概述
ApplicationMaster与ResourceManager之间通信主要有以下三个步骤:
1、ApplicationMaster通过rpc向ResourceManager注册。ApplicationMaster启动时,首先向ResourceManager注册,注册消息封装到ProtocolBuffers消息RegisterApplicationMasterRequest中,主要包含以下字段:
- host: ApplicationMaster启动所在的节点的host
- rpc_port: ApplicationMaster本次启动对外rpc的端口号
- tracking_url: ApplicationMaster对外提供的追踪的web url,用户可以通过该url查看应用程序执行状态
ApplicationMaster注册成功后,ResourceManager将返回一个RegisterApplicationMasterResponse类型的对象。该返回对象主要包含以下几个字段:
- maximumCapability: 最大可申请的单个Container的占用的资源量
- application_ACLs: 应用程序访问控制列表
2、注册成功后,ApplicationMaster通过rpc向ResourceManager申请资源(资源以Container为单位),rpc请求中主要包含以下几个字段:
- ask: AppliationMaster请求的资源列表,每个请求资源可以用ResourceRequest表示。ResourceRequest包含以下几个主要字段:
- priority: 资源优先级,为正整数,值越小,优先级越高,分配的资源的优先级也就越高
- resouce_name: 期望资源所在的节点,如果是*,表示任何机器上的资源都可以
- capability: 所需的资源量,支持cpu和内存两种资源
- num_container: 满足以上要求的资源数目
- release: ApplicationMaster释放的资源列表
ResourceManager接受请求后,将返回以下一个AllocateResponse类型的对象,该对象主要包含以下字段:
- a_m_command:AppliactionMaster需要执行的命令。主要有两个取值:AM_RESYNC表示重启,AM_SHUTDOWN表示关闭。当ResourceManager重启或者应用程序信息出现不一致的状态时,可能要求AppliactionMaster重启;当处于黑名单时,则要求ApplicationMaster关闭。
- allocated_container: 分配给应用程序的Container列表(Container在mr中相当于task,在spark中相当于executor)
3、应用程序执行完毕后,ApplicationMaster将通过rpc告诉ResoureManager程序执行完毕并退出。
yarn-api层源码分析
1、ApplicationMasterProtocol
该接口描述了ApplicationMaster与ResourceManager之间通信的三个步骤:
- registerApplicationMaster()方法:ApplicationMaster通过rpc向ResourceManager注册。
- allocate()方法:注册成功后,ApplicationMaster通过rpc向ResourceManager申请资源。
- finishApplicationMaster()方法:ApplicationMaster将通过rpc告诉ResoureManager程序执行完毕并退出。
/**
* <p>The protocol between a live instance of <code>ApplicationMaster</code>
* and the <code>ResourceManager</code>.</p>
*
* <p>This is used by the <code>ApplicationMaster</code> to register/unregister
* and to request and obtain resources in the cluster from the
* <code>ResourceManager</code>.</p>
*/
@Public
@Stable
public interface ApplicationMasterProtocol {
public RegisterApplicationMasterResponse registerApplicationMaster(
RegisterApplicationMasterRequest request)

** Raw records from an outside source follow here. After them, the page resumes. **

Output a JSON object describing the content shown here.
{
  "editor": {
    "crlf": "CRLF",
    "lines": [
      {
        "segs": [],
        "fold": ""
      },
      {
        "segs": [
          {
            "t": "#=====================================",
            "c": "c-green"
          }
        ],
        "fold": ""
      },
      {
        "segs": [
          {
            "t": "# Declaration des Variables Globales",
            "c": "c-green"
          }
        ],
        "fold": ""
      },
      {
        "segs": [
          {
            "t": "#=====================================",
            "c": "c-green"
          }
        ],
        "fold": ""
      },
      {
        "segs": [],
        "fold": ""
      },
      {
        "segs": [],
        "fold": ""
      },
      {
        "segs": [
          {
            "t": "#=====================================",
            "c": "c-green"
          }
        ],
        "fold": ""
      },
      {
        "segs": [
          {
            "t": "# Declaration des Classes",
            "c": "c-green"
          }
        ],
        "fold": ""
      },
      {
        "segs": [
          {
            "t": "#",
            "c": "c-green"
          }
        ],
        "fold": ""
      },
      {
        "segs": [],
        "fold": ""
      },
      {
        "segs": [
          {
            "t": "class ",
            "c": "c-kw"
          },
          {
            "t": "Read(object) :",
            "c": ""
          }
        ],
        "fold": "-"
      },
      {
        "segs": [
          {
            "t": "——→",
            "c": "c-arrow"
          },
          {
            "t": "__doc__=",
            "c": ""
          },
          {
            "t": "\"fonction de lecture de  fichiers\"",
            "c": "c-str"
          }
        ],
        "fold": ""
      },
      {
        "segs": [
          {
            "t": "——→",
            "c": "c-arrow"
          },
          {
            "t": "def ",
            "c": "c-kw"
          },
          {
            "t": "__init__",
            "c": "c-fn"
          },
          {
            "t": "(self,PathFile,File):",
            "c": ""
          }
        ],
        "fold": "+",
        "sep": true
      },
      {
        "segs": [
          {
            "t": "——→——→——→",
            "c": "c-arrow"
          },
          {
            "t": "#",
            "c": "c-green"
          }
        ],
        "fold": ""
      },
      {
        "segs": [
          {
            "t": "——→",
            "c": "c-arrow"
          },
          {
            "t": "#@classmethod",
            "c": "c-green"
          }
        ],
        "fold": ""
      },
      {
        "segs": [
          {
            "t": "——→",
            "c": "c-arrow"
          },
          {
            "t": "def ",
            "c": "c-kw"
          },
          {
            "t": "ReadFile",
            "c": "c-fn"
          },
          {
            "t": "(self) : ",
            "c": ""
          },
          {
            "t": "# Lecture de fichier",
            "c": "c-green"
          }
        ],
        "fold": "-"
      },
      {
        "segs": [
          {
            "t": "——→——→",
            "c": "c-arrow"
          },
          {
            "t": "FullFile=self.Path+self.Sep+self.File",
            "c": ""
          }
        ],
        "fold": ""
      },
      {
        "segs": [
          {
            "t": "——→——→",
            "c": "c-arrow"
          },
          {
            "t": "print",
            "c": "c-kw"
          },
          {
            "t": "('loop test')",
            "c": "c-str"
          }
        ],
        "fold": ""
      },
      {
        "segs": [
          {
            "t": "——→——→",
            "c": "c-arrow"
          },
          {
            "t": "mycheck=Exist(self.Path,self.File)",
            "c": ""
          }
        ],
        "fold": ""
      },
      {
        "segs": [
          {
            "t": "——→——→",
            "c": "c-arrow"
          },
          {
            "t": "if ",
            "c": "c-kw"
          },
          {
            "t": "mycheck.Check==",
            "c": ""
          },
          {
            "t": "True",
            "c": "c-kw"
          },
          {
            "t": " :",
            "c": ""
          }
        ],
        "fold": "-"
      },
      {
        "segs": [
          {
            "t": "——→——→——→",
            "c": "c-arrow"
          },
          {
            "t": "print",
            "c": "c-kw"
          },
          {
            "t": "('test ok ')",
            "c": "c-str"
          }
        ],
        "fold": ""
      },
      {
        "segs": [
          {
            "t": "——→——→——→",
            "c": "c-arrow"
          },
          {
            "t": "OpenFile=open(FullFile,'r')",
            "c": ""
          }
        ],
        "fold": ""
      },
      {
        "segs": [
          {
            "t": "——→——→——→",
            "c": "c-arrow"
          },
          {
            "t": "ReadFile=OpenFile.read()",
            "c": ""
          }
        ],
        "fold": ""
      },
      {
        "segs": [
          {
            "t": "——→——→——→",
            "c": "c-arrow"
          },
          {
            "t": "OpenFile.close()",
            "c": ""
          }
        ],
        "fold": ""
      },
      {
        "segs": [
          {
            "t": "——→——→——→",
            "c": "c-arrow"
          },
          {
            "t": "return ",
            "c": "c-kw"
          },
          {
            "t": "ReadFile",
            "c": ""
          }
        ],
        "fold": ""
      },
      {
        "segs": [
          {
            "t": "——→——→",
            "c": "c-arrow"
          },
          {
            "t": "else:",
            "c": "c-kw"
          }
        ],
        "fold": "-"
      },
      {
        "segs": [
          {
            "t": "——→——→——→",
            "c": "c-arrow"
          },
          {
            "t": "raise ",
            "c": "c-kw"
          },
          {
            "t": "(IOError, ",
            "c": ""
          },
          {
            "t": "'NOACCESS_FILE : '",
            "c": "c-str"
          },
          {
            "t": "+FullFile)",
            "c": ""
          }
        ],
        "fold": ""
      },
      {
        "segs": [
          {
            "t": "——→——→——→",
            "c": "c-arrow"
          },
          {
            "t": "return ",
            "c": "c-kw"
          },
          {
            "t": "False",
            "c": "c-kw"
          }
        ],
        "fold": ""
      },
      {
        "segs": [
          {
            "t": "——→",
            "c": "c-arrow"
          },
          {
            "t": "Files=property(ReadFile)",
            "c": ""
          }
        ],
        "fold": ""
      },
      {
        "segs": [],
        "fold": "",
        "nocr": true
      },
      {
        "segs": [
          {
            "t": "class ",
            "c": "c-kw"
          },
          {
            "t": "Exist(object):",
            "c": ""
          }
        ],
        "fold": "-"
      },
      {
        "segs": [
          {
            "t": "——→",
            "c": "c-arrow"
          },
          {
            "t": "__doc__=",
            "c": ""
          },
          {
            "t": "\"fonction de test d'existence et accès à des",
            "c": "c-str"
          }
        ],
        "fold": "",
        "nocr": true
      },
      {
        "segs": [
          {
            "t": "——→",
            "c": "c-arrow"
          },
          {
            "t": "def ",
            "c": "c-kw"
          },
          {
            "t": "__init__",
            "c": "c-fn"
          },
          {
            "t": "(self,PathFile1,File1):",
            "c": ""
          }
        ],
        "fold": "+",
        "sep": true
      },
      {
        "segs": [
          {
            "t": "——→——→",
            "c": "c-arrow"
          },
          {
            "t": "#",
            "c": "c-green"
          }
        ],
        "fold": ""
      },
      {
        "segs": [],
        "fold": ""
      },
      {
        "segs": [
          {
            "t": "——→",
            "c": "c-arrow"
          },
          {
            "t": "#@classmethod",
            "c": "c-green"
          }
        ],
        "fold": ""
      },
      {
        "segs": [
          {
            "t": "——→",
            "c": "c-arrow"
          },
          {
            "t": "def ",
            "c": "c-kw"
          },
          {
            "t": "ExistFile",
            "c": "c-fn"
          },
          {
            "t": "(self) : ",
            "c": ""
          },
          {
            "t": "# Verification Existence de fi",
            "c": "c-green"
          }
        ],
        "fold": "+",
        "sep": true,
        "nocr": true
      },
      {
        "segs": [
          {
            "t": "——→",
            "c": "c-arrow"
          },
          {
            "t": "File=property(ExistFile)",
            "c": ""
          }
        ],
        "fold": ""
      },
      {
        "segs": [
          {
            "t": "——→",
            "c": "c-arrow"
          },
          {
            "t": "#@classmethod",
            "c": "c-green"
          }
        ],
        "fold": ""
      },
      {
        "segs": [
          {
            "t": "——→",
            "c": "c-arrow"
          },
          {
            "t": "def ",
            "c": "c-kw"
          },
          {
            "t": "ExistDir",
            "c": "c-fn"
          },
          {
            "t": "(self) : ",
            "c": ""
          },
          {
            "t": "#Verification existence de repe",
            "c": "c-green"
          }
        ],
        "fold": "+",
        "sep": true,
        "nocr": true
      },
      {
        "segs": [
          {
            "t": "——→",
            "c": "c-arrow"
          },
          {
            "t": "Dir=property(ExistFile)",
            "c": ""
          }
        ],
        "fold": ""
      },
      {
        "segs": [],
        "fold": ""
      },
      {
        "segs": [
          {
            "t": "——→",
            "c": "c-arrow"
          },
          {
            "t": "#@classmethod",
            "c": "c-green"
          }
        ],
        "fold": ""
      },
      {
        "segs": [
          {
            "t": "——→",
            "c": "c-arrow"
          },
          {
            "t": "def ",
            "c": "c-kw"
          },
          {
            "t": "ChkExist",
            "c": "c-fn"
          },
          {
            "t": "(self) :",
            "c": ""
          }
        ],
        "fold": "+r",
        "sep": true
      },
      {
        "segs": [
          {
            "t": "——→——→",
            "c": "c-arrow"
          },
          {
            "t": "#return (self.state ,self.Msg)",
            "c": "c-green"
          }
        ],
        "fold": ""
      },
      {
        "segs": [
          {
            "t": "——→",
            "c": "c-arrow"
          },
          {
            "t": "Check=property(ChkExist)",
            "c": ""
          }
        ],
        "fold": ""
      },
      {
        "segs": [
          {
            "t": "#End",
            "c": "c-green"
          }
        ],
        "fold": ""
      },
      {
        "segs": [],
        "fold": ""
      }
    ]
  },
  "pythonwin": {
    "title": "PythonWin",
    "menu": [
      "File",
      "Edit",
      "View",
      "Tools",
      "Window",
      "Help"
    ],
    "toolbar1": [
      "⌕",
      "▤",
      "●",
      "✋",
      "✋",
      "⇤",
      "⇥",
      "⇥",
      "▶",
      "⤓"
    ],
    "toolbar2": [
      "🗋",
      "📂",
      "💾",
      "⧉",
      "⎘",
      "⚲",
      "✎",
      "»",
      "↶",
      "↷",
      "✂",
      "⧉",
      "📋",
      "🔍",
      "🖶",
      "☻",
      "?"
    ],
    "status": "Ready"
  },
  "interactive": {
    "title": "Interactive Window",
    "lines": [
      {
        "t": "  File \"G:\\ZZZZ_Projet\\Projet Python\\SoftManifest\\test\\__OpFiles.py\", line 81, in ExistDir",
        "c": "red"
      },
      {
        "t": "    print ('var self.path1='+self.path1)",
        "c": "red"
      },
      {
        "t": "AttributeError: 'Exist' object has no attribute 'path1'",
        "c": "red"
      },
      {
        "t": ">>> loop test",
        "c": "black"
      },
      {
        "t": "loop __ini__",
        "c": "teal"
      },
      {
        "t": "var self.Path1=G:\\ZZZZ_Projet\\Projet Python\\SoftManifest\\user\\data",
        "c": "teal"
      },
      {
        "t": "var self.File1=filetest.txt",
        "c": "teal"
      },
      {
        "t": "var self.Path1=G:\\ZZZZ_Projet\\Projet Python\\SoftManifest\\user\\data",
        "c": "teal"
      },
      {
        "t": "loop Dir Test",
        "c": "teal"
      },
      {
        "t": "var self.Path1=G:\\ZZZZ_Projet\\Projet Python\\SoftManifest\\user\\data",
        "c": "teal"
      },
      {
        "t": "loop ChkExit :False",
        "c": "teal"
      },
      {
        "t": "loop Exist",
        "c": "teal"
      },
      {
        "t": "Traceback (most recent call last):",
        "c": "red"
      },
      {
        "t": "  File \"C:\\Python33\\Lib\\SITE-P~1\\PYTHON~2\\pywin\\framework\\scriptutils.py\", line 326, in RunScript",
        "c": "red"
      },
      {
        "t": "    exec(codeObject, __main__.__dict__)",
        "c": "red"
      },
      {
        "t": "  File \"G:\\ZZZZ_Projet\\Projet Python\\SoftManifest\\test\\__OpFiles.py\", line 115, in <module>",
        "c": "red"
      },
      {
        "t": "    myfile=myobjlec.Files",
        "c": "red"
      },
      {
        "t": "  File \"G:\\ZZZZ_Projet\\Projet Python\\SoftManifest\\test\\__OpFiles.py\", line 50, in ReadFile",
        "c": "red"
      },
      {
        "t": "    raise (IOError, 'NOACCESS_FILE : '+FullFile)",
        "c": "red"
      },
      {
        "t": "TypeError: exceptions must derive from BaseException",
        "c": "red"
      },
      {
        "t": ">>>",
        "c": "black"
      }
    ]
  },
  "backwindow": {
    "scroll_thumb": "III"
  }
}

throws YarnException, IOException;
public FinishApplicationMasterResponse finishApplicationMaster(
FinishApplicationMasterRequest request)
throws YarnException, IOException;
public AllocateResponse allocate(AllocateRequest request)
throws YarnException, IOException;
}
yarn-common层基于protobuf的客户端实现
1、ApplicationMasterProtocolPBClientImpl
public class ApplicationMasterProtocolPBClientImpl implements ApplicationMasterProtocol, Closeable {
private ApplicationMasterProtocolPB proxy;
public ApplicationMasterProtocolPBClientImpl(long clientVersion, InetSocketAddress addr,
Configuration conf) throws IOException {
RPC.setProtocolEngine(conf, ApplicationMasterProtocolPB.class, ProtobufRpcEngine.class);
proxy =
(ApplicationMasterProtocolPB) RPC.getProxy(ApplicationMasterProtocolPB.class, clientVersion,
addr, conf);
}
@Override
public void close() {
if (this.proxy != null) {
RPC.stopProxy(this.proxy);
}
}
@Override
public AllocateResponse allocate(AllocateRequest request)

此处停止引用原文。